The fast casual of the near-future
In the short and medium term, anything that was self-serve before, like forks, napkins or hot sauce, is now behind the counters, underscoring the need for cleanliness and safety.
"That's interim stuff we'll have to do for some period of time, probably until we get a vaccine," he said. "Over time, as people feel more safe, and as the vaccine comes into play, dining rooms will return to normal."
However, Hartung believes customers will be more discerning of the restaurants they choose to visit, and the cleanliness thereof.
"You're always striving to make sure that your food is safe, from the farm to the restaurant, or to the counter when you're serving the customer. And we've done some really, really significant things, and made important investments in that over the years," Hartung said. "But the idea is really to make sure you're positioned to handle whatever risk comes your way. You don't know if it will be a global pandemic, or a recession, or what. Plan for the long term, and set up your business so that when a challenge hits, no matter what it is, it can financially withstand it."
If you go into any kind of a challenge, whether global or just company-wide, and you're highly leveraged, and you're burning through cash, with no breathing room, you’re in trouble, Hartung said. "The businesses that were struggling going into the pandemic, those are the ones that filed for bankruptcy first, and those are the ones that are going to have a hard time getting through and surviving this pandemic, if they survive it at all."
Advice to other CFOs
Despite the relative financial health of his business, Hartung acknowledges the immense pressure under which many CFOs currently find themselves.

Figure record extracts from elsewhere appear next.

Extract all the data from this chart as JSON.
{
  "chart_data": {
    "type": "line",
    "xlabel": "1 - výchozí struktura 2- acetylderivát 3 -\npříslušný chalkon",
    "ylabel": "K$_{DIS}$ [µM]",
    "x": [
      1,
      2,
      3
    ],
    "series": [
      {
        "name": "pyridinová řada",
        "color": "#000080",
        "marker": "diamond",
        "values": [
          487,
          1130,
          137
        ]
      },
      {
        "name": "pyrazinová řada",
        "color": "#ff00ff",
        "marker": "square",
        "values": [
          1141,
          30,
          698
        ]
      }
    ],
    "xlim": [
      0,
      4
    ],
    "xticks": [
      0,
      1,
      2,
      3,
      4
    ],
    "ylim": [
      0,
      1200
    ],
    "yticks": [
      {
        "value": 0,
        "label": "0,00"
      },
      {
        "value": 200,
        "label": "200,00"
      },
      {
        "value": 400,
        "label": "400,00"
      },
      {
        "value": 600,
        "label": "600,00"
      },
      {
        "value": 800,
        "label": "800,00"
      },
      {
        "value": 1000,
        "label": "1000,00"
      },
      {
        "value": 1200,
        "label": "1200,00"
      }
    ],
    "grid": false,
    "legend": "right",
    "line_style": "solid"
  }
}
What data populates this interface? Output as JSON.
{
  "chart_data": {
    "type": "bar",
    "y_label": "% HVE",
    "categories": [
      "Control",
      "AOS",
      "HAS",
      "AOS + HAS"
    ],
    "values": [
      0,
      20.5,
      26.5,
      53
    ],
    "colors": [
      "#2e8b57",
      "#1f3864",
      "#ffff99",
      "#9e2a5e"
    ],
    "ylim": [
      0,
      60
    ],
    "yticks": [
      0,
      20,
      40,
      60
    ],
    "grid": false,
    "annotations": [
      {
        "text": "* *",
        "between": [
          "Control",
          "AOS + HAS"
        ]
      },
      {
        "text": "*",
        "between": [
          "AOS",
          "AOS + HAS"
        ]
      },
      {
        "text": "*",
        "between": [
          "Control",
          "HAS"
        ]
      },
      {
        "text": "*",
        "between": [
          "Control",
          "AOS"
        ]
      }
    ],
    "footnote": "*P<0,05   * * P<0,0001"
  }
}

"I know CFOs are really, really busy," he said. "The very financial survival of the company is in their hands. I advise finance and accounting professionals to find some time to take a step back, take note of the very most important things that will make your company a success over the very long term."
Hartung urges CFOs and VPs of finance not to lose sight of three very important factors.
Number one: Make sure you've got great people on your team. "And when you've got great people on your team, make sure you invest in them, invest in their development, and make sure you care about them, and they feel supported."
Number two: Invest in a culture in which you're not just the bean counter; you're shoulder-to-shoulder with all the other business leaders, helping ensure the company is thriving, and that you're partnered with other leaders every step of the way. "Don't be the accounting or the finance leader to be the vote that says, 'no, you can't spend that money.'"
Number three: Make sure you plan for the long term. "Finance and accounting professionals, in the day-to-day, they're in the closing of the books on a monthly basis, reporting results on a quarterly basis. But make sure you take a step back, look at the long term, and make sure you're making the investments today that will pay off a year from now, three years from now, five and 10 years from now."
CFOs can often lose sight of those three ideas when they get caught up in the finer details of their very stressful jobs, Hartung said. "And I think, if every finance professional focuses on their people, their culture, and their investment in the long term, their futures should be bright."